The method has to receive a String in format "[1,2,3,4,5]" with just integers inside, but it can also have "[1,2,3,[]]" or "[1,2,3,[1,2,3]]". I already have the code to just add the numbers to the list, but I can't figure out how to handle when I have another List inside.

I've thought of having a class List and when I find another brackets inside to call the function again, but don't know how to substring correctly when I see another opening bracket [. After I remove the brackets I split the string like this:

String[] arr = string.split(","); 

And start to add those results to the List I have to return with a for loop, my problem is when I see an opening bracket again [ I would have to substring and call with the resulting String my method again but don't know how to determine the closing bracket. What I've tried is to get the index of a closing bracket with indexOf:

String aux = arr[i];
int closingBracket = aux.indexOf("]");

But if I have an input string like [1,2,3,4,[,6] which shouldn't be accepted it will accept it.

Solution

What you need to do is figure out, on paper, what is called a finite state machine (FSM). When you encounter a token (comma, bracket, digit) you enter a particular state. Once in a certain state, you can only accept certain other tokens which may put you in a different state or leave you in the current one.

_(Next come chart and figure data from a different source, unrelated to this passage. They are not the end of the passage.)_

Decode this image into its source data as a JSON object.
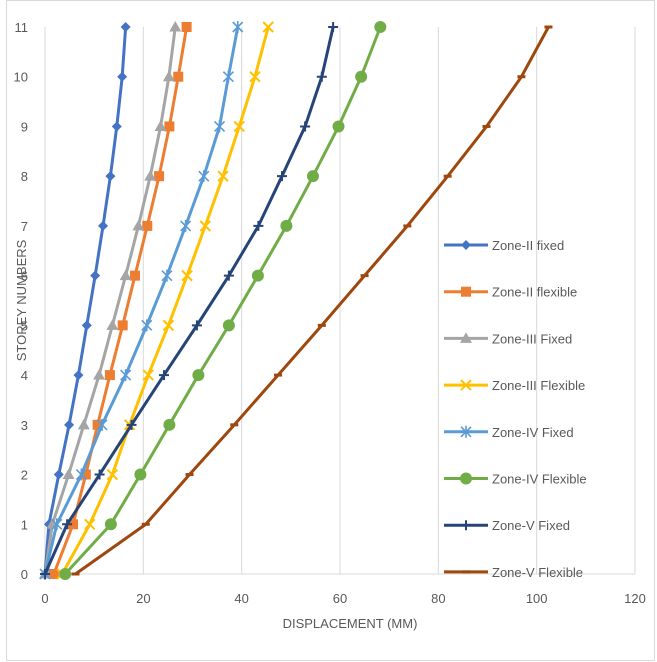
{
  "chart_data": {
    "type": "line",
    "xlabel": "DISPLACEMENT (MM)",
    "ylabel": "STOREY NUMBERS",
    "xlim": [
      0,
      120
    ],
    "ylim": [
      0,
      11
    ],
    "x_ticks": [
      0,
      20,
      40,
      60,
      80,
      100,
      120
    ],
    "y_ticks": [
      0,
      1,
      2,
      3,
      4,
      5,
      6,
      7,
      8,
      9,
      10,
      11
    ],
    "grid": "vertical",
    "legend_position": "right",
    "y": [
      0,
      1,
      2,
      3,
      4,
      5,
      6,
      7,
      8,
      9,
      10,
      11
    ],
    "series": [
      {
        "name": "Zone-II fixed",
        "color": "#4472c4",
        "marker": "diamond",
        "x": [
          0,
          0.8,
          2.8,
          4.9,
          6.8,
          8.5,
          10.2,
          11.8,
          13.3,
          14.6,
          15.7,
          16.4
        ]
      },
      {
        "name": "Zone-II flexible",
        "color": "#ed7d31",
        "marker": "square",
        "x": [
          1.8,
          5.7,
          8.3,
          10.7,
          13.2,
          15.8,
          18.3,
          20.8,
          23.2,
          25.3,
          27.1,
          28.8
        ]
      },
      {
        "name": "Zone-III Fixed",
        "color": "#a5a5a5",
        "marker": "triangle",
        "x": [
          0,
          1.5,
          4.8,
          7.9,
          11.0,
          13.7,
          16.4,
          19.0,
          21.4,
          23.5,
          25.2,
          26.5
        ]
      },
      {
        "name": "Zone-III Flexible",
        "color": "#ffc000",
        "marker": "x",
        "x": [
          3.5,
          9.1,
          13.7,
          17.2,
          21.0,
          25.1,
          28.9,
          32.6,
          36.2,
          39.5,
          42.7,
          45.4
        ]
      },
      {
        "name": "Zone-IV Fixed",
        "color": "#5b9bd5",
        "marker": "asterisk",
        "x": [
          0,
          2.4,
          7.4,
          11.6,
          16.4,
          20.7,
          24.8,
          28.6,
          32.3,
          35.5,
          37.3,
          39.2
        ]
      },
      {
        "name": "Zone-IV Flexible",
        "color": "#70ad47",
        "marker": "circle",
        "x": [
          4.1,
          13.4,
          19.4,
          25.3,
          31.2,
          37.4,
          43.3,
          49.1,
          54.5,
          59.7,
          64.3,
          68.2
        ]
      },
      {
        "name": "Zone-V Fixed",
        "color": "#264478",
        "marker": "plus",
        "x": [
          0,
          4.5,
          11.1,
          17.6,
          24.2,
          30.9,
          37.4,
          43.4,
          48.2,
          52.9,
          56.3,
          58.6
        ]
      },
      {
        "name": "Zone-V Flexible",
        "color": "#9e480e",
        "marker": "dash",
        "x": [
          6.2,
          20.5,
          29.4,
          38.5,
          47.4,
          56.3,
          65.0,
          73.7,
          81.9,
          89.8,
          96.9,
          102.4
        ]
      }
    ]
  }
}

You could have many different states which can accept different tokens and perform different actions.

For example.

When you see a digit, the next token may be.

 1.  Another digit
 2.  A closing bracket.
 3.  A comma.

Each of those tokens may prompt a different state and/or action.

 1. Another digit - keep on processing since numbers have many digits.
 2. closing bracket - save the number in a list and get the next list (See below)
 3. comma - save the number and look for next number

Assuming you want to save all of this in a list of lists it would be easiest to start off with a List<Object> since you can save integers and lists of lists in that type of list with indefinite depths.

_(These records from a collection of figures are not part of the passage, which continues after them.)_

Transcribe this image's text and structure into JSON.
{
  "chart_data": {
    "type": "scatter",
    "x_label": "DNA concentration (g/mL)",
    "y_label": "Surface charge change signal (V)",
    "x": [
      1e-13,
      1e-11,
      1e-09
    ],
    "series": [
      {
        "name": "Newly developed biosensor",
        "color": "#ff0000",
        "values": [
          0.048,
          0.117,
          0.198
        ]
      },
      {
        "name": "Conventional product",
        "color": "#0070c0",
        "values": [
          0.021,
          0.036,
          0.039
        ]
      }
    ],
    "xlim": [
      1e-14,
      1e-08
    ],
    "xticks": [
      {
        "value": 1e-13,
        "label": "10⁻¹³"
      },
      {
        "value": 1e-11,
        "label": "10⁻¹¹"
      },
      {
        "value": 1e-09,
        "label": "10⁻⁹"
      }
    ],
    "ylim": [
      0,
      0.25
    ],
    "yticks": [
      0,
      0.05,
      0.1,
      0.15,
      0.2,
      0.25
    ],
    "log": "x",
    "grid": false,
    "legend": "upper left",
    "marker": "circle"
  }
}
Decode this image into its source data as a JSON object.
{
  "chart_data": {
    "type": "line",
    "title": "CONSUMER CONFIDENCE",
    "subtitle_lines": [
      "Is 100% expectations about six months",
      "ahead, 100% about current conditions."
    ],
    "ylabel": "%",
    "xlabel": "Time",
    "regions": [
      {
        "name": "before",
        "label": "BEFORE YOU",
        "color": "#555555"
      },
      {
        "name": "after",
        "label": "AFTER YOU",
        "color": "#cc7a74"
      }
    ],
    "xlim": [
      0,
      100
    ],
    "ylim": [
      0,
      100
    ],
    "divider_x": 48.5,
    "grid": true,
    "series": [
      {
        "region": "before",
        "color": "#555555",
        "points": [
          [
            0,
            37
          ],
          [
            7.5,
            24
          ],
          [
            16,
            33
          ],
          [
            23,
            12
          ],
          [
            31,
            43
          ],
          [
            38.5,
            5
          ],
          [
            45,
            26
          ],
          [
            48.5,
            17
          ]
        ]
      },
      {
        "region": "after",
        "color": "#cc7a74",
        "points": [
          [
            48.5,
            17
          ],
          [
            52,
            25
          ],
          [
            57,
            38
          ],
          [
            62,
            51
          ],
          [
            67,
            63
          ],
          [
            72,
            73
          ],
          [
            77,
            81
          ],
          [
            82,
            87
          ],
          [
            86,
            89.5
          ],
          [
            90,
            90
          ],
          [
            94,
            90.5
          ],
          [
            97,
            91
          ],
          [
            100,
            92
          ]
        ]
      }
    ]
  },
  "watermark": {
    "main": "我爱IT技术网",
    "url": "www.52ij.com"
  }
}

I also suggest you look at the Stack class. You may want to be pushing the current list and popping a recent one as your parsing depth changes.

Finally, to ensure your brackets are properly matched to the following. Increment a counter when you see a '[' and decrement the counter when you see a ']'. If the counter ever goes negative, you have too many right brackets. If at the end it is positive, you don't have enough right brackets.

For more on this check out Finite State Machines at Wikipedia.

I decided to include a small example of what I was talking about. It may not cover all possible edge cases but the purpose is illustrative.

   public static void main(String[] args) {
      String strlist =
            "[1,2,113],     [4,5,[5,2,10],1], [],[1,2,3,4,5,[10,11,12,13,[14,15]]]";
      int bracketCount = 0;
      int num = 0;

      // inital list
      List<Object> list = new ArrayList<>();

      // hold sublists for precessing
      Stack<List<Object>> stack = new Stack<>();

      char[] chars = strlist.toCharArray();
      for (int i = 0; i < chars.length; i++) {
         char c = chars[i];
         switch (c) {
            // state1 left bracket - push current list on stack for later
            // retrieval
            // allocate new list and add it to one just pushed (remember,
            // I still have its reference).
            // Assign nlist to list
            // increment bracket count
            case '[':
               stack.push(list);
               List<Object> nlist = new ArrayList<>();
               list.add(nlist);
               list = nlist;
               bracketCount++;
               break;
            // state2 right bracket - Finished processing current sublist.
            // if previous tokens were not brackets, then add the
            // number to the list and pop off the previous one.
            // decrement bracket count
            case ']':
               if (chars[i - 1] != '[' && chars[i - 1] != ']') {
                  list.add(num);
               }
               list = stack.pop();
               bracketCount--;
               break;
            // state3 - whitespace - ignore
            case ' ':
            case '\t':
               break;
            // state4 comma - if previous token was not a right bracket,
            // then add number. Reset num for next number.
            case ',':
               if (chars[i - 1] != ']') {
                  list.add(num);
               }
               num = 0;
               break;
            // state5 digit - assumed to be a digit. Each time a digit
            // is encountered, update the number
            default:
               num = num * 10 + c - '0';
         }
         if (bracketCount < 0) {
            System.out.println("too many ] brackets at location " + i);
         }
      }
      if (bracketCount > 0) {
         System.out.println("insufficent number of ] brackets");
      }
      System.out.println(list);
   }
}

Note that in the above example, the "states" are rather "pseudo states." That is you don't need to check the current state you are in in order to determine how to process the current token or flag an error.

Answered By - WJS